Çin halk masalları
-
Çin diyarından halk masalları
Kulağıma gelen bazı ciddi duyumlara göre, hangi forumda olursa olsun bazı forumdaşlar ha bire din tartışmalarının yapılmasından veya forumdaşlar arasındaki anlamsız sidik yarışlarından bir hayli şikayetçi. Ben de bu forumdaşlara azıcık amme hizmeti yapayım dedim ve çoğumuza hem ırak hem de kültürü açısından bir hayli yabancı olan Çin diyarındaki kulaktan kulağa yayılan halk masallarını sizlerle paylaşmaya karar verdim.
Buraya iliştirireceğim tüm içerikleri kendim tercüme ettim ve umarım uzak bir diyarın masallarını okumak hoşunuza gider. Olası hatalar için şimdiden hepinizin anlayışınıza sığınırım.
-
Kadın sözleri et ve bacağı ayırıyor
Evvel zaman içinde aynı evde oturan iki kardeş varmış. Büyük olanı, eşinin sözünü dinlermiş ve bu nedenle küçük kardeşi ile ayrı düşmüş.
Yaz başlamıştı ve darı tohumlarını ekme zamanı gelmişti. Küçük olanın tohumu yoktu ve abisinden ödünç olarak vermesini rica etti. Büyük olan, ona vermesini eşine emretti. Eşi tohumları aldı, büyük bir tencereye koydu ve kaynattı. Sonra küçük olana verdi.
Küçük olanın bunlardan hiç haberi yoktu, gitti ve tarlasına onları ekti. Ancak tohumlar kaynamış olduğu için sapları bir türlü topraktan çıkmıyordı. Sadece tek bir çekirdek kaynamamıştı; böylece tek bir sap büyümeye başladı. Küçük olan hamarattı ve doğasında çalışkanlık vardı, bu nedenle onu günboyu sulayıp çapalıyordu. Sap kocaman bir ağaç haline geldi ve öyle bir başak filizlendi ki neredeyse yarım dönümlük bir araziye gölgelik yapıyordı.
Başak sonbaharda olgunlaşmıştı. Küçük olan eline bir baltayı aldı ve onunla başağı kesti. Başak yere düşür düşmez kocaman bir kuş olan Rokh gürültülü bir şekilde yaklaştı, başağı gagasına aldı ve uçtu gitti. Küçük olan, denizin kıyısına kadar onun peşinden koştu.
Kuş ona dündü ve insani bir şekilde şöyle konuştu: "Bana zarar vermenize gerek yok. Bu başağın sizin için değeri ne? Denizin doğusunda; orada Altın ve Gümüş adası var. Sizi oraya götürmek istiyorum. Orada istediğiniz kadarını alırsınız ve çok zengin olursunuz."

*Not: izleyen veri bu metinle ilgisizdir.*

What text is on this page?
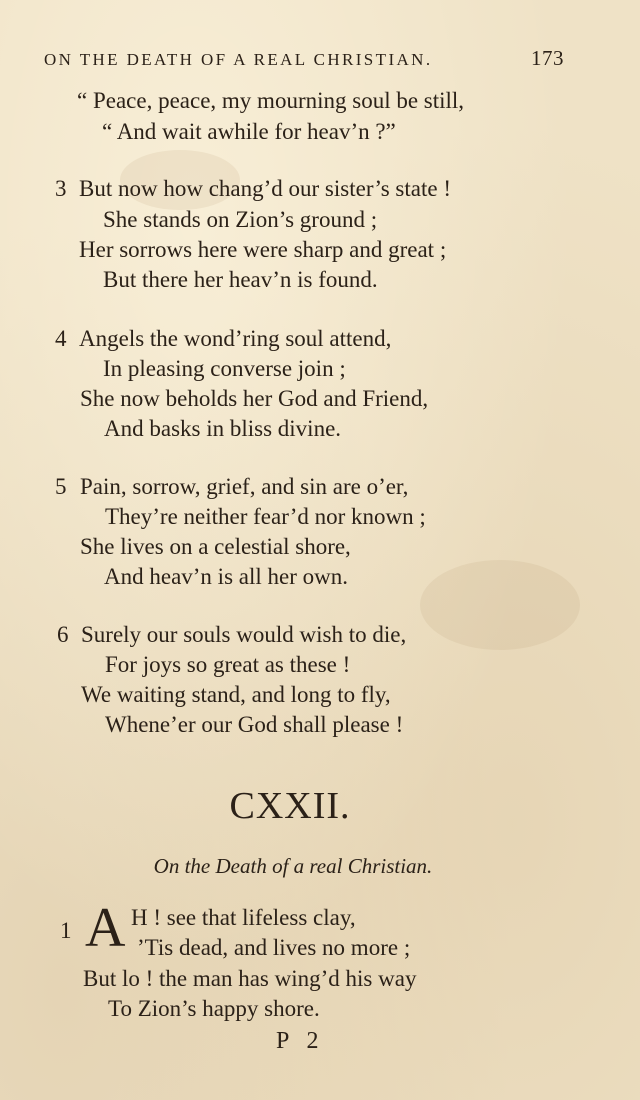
ON THE DEATH OF A REAL CHRISTIAN.	173
“ Peace, peace, my mourning soul be still,
“ And wait awhile for heav’n ?”
3 But now how chang’d our sister’s state !
She stands on Zion’s ground ;
Her sorrows here were sharp and great ;
But there her heav’n is found.
4 Angels the wond’ring soul attend,
In pleasing converse join ;
She now beholds her God and Friend,
And basks in bliss divine.
5 Pain, sorrow, grief, and sin are o’er,
They’re neither fear’d nor known ;
She lives on a celestial shore,
And heav’n is all her own.
6 Surely our souls would wish to die,
For joys so great as these !
We waiting stand, and long to fly,
Whene’er our God shall please !
CXXII.
On the Death of a real Christian.
1 A H ! see that lifeless clay,
’Tis dead, and lives no more ;
But lo ! the man has wing’d his way
To Zion’s happy shore.
P 2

Küçük olan hoşnuttu ve kuşun sırtına bindi. Kuş ona gözlerini kapattırdı. Böylece sadece kulağında uğuldayan havanın sesini ve aşağıdan dalgaların kabarmasının gürülüsünü işitiyordu. Bir anda kuş adanın birine konar. "İşte geldik" dedi.
O anda küçük olan gözlerini açtı ve etrafına bakındı; her tarafta parıldayan beyazlı sarılı şeyler görüyordu. Küçük olan, parçalardan alabildiği kadarını aldı ve göğsüne koydu.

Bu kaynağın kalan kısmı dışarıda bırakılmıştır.